Figure 12–1 Swap Statistics Alarm in the Details Window

Details window with Module Browser tab selected shows red (critical)
icons in left pane and red on the Used KB row in right pane.

You can select Critical Alarms, Alert Alarms, and Caution Alarms simultaneously for a module table. A tick mark appears when these alarms are selected.

Note –

Unacknowledged alarms take precedence over acknowledged alarms. If the hierarchy has two or more types of alarms, the color of the more severe unacknowledged alarm is propagated up the tree. For example, if there is a yellow unacknowledged alarm in CPU usage and a red unacknowledged alarm in Disk Statistics, only the red alarm icon propagates. However, if there is a yellow unacknowledged alarm in CPU usage and a red acknowledged alarm in Disk Statistics, only the yellow alarm icon propagates.

Alarm Severity Levels

The following alarm severities are supported:

Down Alarms: A down alarm indicates that a service-affecting condition has occurred that requires immediate corrective action. An example of this condition is the following: A required resource that is defined by a managed object has gone out of service. A specific example of this condition is a module that has gone down.
Critical Alarms: A critical alarm indicates that a service-affecting condition has developed that requires an urgent corrective action. An example of this condition occurs when a severe degradation in the capability of an object has occurred and you need to restore the object to full capability.
Alert Alarms: An alert alarm indicates that a non-service-affecting condition has developed. Corrective action should be taken to prevent a more serious fault.
Caution Alarms: A caution alarm indicates the detection of a potential or impending service-affecting fault before any significant effects have occurred. You should diagnose further if necessary and correct the problem before it becomes a serious service-affecting fault.
Off/Disabled Alarms: A disabled alarm indicates that a resource for a managed object is disabled. For example, a module is disabled.

Indeterminate State

Objects with black star icons are objects with indeterminate states, not to be confused with alarms. A black star or “splat” icon in the main console window means that a data acquisition failure occurred in that object. The failure is not the result of a rule infraction, so no alarm is associated with the failure.

Note –

When you view the data property table for an object, a pink row also indicates an indeterminate object state.

Domain Status Summary

The Domain Status Summary section of the main console window provides a brief view of managed object status. The colored icons designate the severity of the alarms.

Tip –

To see a definition for a status summary icon, place your cursor over the icon.
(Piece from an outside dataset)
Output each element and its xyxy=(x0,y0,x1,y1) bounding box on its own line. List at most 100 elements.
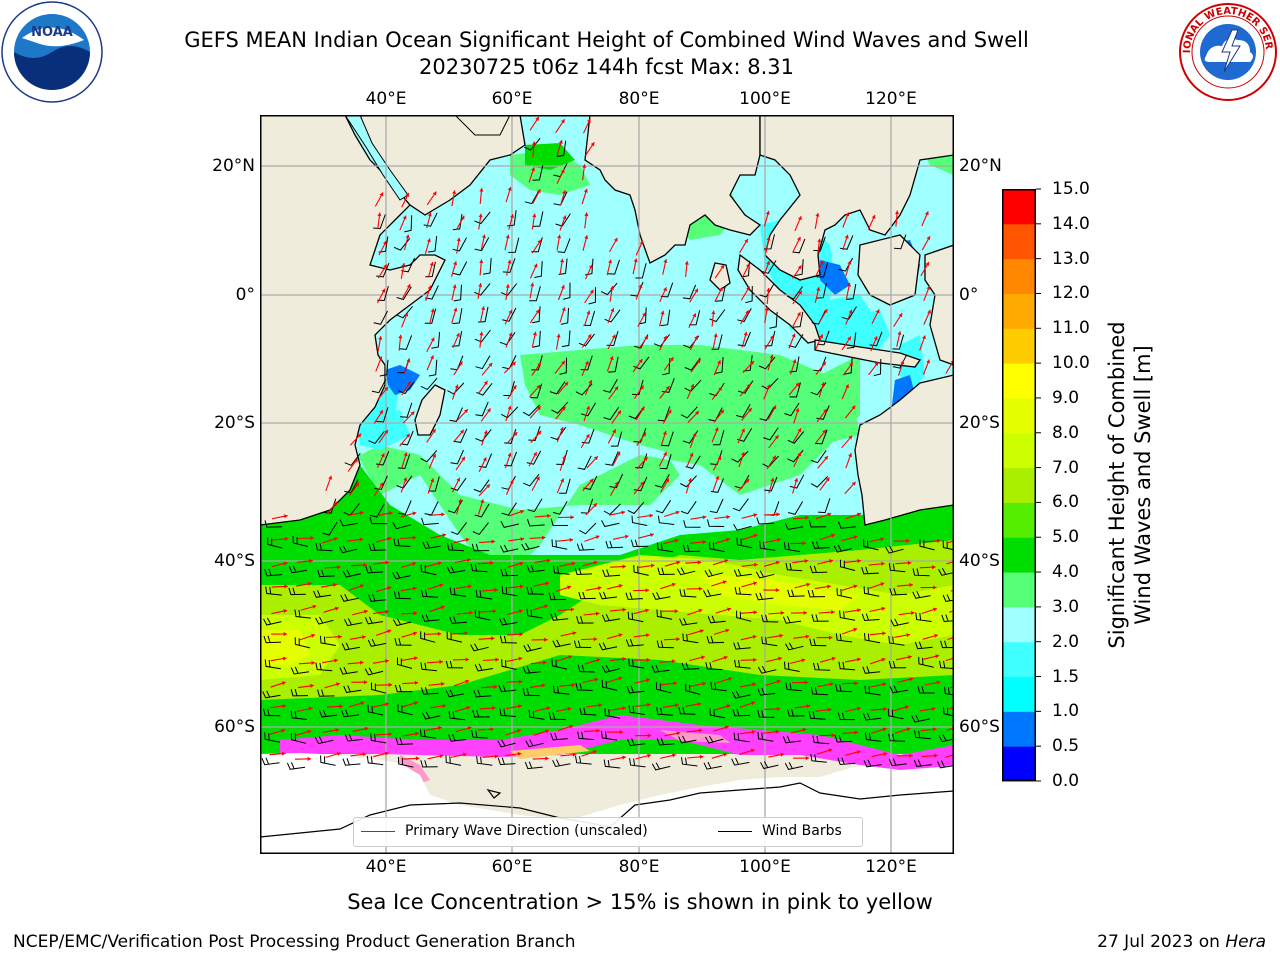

Numbers next to the alarm icons in the Domain Status Summary indicate the managed objects for which the highest severity open, unacknowledged alarm is represented. For example, a 1 next to the alert alarm icon (center) indicates that there is one managed object for which the highest severity alarm is alert.

The Domain Status Summary displays the number of managed objects in the administrative domain that have at least one unacknowledged open alarm of a specific severity.

Note –

If multiple types of alarms exist in the host, the icon that indicates the more severe unacknowledged open alarm appears in the Domain Status Summary.

If the most severe alarm on one host is critical and the most severe alarm on another host is alert , a 1 appears on both alarm icons.